The event will be starting at 10:30 am PDT (West Coast US Pacific Daylight Time) and run until 12:30 pm PDT. To convert to your time zone, go to:


12 thoughts on “Caustic Lino Block Etching and Online Exhibition

    1. You should try it Tesi, another good mark making tool. It’s much easier than carving in my opinion and the fine organic lines would be hard to carve.

  1. Those are interesting results Ruth. It certainly looks quicker than cutting the blocks by hand, and possibly safer – possibly not, I suppose you could get burned by the lye just as easily as you could stab our gouge yourself with the lino cutters (I speak from experience there), but either way worth the risk! Were you using real linoleum or the more modern stuff which I think may be some sort of plastic?
    Do you need a camera on your pc to join the online exhibition and talks?

    1. Thanks Ann, yes, you could be injured in both processes but as long as you follow the directions on the caustic etching, you should be fine. I used real linoleum. I’m not sure it works on the plastic stuff. But I guess it could. From what I have read, people use the real linoleum with this method.

      You do not need to have a camera to join the online exhibition and talks. All you need is to have a speaker on your device so that you can hear. I hope you will be able to make it.

    2. Thanks Ruth, I’ve signed up and set a reminder. I’m looking forward to it – it will be a first time for me with that sort of thing.

  2. What interesting etchings, Ruth. They remind me very much of microorganisms when looked at through the microscope. I can almost see them moving!

    Will the exhibit offer a recording of the event?

    1. Thanks Leonor, I was pleased with the results. They definitely have some movement in the lines and shapes, don’t they?

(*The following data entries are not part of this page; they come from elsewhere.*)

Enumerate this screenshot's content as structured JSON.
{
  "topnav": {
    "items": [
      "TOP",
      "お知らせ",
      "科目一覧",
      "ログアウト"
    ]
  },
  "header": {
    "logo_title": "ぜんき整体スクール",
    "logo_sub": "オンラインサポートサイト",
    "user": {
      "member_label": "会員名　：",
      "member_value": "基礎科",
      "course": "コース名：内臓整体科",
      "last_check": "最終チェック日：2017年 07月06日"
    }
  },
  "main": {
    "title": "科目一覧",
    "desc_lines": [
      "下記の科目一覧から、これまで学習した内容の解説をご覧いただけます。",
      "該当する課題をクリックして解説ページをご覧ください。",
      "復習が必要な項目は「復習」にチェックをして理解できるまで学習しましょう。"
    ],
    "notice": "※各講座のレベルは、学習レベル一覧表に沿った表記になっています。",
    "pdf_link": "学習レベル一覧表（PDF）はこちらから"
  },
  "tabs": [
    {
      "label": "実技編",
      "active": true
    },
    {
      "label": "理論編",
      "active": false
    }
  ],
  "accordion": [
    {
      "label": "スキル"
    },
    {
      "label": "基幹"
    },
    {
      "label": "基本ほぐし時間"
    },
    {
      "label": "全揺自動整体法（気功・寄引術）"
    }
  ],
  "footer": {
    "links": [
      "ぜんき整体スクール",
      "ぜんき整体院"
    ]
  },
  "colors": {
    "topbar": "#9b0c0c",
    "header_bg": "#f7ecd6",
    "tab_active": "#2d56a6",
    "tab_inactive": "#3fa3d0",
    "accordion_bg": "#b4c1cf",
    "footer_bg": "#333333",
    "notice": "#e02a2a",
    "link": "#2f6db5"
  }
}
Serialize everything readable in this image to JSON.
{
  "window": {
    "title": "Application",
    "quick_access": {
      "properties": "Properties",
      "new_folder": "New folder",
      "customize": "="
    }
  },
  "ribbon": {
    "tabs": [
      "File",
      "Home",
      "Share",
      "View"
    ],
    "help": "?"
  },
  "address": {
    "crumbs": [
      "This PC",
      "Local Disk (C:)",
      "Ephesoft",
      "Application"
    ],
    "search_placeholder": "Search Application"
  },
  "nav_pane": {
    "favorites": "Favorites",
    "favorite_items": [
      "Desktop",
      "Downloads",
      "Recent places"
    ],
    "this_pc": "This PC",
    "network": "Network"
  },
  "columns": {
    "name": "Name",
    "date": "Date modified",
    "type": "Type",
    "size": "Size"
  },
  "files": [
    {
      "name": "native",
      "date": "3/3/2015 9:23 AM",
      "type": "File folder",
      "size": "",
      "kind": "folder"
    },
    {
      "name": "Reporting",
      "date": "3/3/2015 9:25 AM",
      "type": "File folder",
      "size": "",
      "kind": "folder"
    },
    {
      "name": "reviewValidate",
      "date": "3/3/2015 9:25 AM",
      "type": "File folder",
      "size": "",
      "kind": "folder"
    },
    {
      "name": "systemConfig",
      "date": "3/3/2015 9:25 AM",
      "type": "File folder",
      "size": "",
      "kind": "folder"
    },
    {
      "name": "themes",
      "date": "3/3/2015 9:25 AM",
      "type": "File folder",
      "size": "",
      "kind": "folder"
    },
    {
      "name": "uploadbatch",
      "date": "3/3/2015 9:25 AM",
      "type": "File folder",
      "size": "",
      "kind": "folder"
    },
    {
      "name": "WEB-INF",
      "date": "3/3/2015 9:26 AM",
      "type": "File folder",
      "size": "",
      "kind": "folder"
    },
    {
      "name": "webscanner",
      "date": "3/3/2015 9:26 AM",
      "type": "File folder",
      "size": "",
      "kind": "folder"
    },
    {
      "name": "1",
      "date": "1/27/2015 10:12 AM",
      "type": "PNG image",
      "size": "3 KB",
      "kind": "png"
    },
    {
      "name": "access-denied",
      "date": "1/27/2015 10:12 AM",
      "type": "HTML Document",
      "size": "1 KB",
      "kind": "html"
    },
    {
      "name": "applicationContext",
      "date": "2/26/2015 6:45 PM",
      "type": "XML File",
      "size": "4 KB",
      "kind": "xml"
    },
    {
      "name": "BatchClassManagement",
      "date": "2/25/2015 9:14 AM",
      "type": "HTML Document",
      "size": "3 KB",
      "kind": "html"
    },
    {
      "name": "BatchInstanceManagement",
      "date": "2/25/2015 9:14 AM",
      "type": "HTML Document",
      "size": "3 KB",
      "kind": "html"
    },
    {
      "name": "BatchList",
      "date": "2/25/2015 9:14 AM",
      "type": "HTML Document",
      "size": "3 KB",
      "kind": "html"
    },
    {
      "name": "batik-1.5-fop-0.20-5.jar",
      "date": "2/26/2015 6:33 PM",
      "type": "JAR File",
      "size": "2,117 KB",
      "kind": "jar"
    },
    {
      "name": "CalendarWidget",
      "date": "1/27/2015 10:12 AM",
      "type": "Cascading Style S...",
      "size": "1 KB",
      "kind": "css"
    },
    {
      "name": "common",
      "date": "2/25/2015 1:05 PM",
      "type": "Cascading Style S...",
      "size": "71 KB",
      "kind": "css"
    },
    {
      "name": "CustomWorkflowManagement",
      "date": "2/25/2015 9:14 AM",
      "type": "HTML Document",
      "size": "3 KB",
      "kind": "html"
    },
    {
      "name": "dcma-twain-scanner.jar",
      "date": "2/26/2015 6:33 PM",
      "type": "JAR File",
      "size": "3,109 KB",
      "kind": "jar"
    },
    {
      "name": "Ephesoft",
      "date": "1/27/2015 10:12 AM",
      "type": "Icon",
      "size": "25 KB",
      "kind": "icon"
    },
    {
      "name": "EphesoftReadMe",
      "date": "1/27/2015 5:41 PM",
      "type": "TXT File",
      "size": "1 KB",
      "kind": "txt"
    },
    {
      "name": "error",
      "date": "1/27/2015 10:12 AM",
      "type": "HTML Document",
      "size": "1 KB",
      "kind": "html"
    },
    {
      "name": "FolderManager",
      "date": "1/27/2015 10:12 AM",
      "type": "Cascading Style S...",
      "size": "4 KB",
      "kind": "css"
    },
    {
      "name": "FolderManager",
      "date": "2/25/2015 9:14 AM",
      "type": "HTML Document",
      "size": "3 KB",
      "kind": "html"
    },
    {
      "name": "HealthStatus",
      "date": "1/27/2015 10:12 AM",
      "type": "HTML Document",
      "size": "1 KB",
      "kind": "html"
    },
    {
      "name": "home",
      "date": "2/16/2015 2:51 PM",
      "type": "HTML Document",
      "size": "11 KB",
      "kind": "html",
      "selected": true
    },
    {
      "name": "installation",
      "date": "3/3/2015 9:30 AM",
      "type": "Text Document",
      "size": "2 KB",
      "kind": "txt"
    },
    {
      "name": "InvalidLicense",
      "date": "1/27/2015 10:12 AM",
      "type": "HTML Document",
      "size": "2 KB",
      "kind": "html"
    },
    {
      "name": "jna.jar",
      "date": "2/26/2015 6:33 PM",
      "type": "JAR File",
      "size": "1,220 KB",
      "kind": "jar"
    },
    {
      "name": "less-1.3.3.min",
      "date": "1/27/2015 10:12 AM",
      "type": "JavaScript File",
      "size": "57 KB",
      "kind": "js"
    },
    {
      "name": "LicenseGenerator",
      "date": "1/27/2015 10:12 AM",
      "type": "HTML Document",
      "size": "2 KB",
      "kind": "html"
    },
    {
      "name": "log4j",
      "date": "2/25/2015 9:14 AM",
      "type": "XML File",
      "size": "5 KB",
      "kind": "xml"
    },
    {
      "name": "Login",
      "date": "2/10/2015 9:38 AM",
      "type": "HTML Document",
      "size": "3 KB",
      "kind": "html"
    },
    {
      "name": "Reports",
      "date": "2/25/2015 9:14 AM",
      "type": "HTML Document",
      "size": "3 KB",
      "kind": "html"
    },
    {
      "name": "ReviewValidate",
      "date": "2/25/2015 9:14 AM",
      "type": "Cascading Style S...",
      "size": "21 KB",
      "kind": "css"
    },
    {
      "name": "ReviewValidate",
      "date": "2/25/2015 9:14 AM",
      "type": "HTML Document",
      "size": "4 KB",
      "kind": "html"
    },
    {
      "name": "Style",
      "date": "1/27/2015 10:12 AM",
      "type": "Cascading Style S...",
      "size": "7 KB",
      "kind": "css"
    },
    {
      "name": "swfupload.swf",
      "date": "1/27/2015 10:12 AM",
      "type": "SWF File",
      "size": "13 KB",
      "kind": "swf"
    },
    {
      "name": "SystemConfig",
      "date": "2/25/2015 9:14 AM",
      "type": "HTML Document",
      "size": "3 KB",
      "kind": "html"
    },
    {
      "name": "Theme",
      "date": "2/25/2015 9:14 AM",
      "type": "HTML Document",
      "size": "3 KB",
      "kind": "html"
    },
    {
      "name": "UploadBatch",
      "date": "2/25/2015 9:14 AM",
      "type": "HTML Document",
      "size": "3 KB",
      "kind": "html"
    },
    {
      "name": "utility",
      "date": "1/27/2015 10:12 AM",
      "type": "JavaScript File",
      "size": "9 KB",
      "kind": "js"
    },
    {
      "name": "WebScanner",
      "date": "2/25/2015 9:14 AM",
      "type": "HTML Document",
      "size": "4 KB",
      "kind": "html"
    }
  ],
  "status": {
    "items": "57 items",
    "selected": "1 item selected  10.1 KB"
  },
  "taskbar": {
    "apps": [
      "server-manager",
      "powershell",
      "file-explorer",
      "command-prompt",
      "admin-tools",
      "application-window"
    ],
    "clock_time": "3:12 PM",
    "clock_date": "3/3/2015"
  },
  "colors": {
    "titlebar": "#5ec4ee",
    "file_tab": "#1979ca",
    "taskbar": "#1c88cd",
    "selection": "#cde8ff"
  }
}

      I am not sure about the recording. I think one will be made and might be posted on the website afterwards. There will be a gallery of student work on the website. Once the online exhibition is over, I will do a post here about the in person event. I will give the details in the upcoming post.

  3. Thats an interesting process. I think this would appeal to me rather than carving in to the blocks…. another rabbit hole!
    I’ve signed up for the “meet the artists” so looking forward to seeing you and your work.

    1. Thanks Karen, it was an interesting process and much easier than I expected. Always another rabbit hole to dive into! 😉

      I’m glad that you’ll be joining us, I hope you enjoy the “show”.

  4. Oh …bother! I missed the online exhibition – I missed the reminder and then completely forgot about it. I was so looking forward to seeing all about the Book of Edgar, Ruth. I do hope that, if a recording of the exhibition isn’t put up, you’ll do us a post on your part in this, (or even if it is).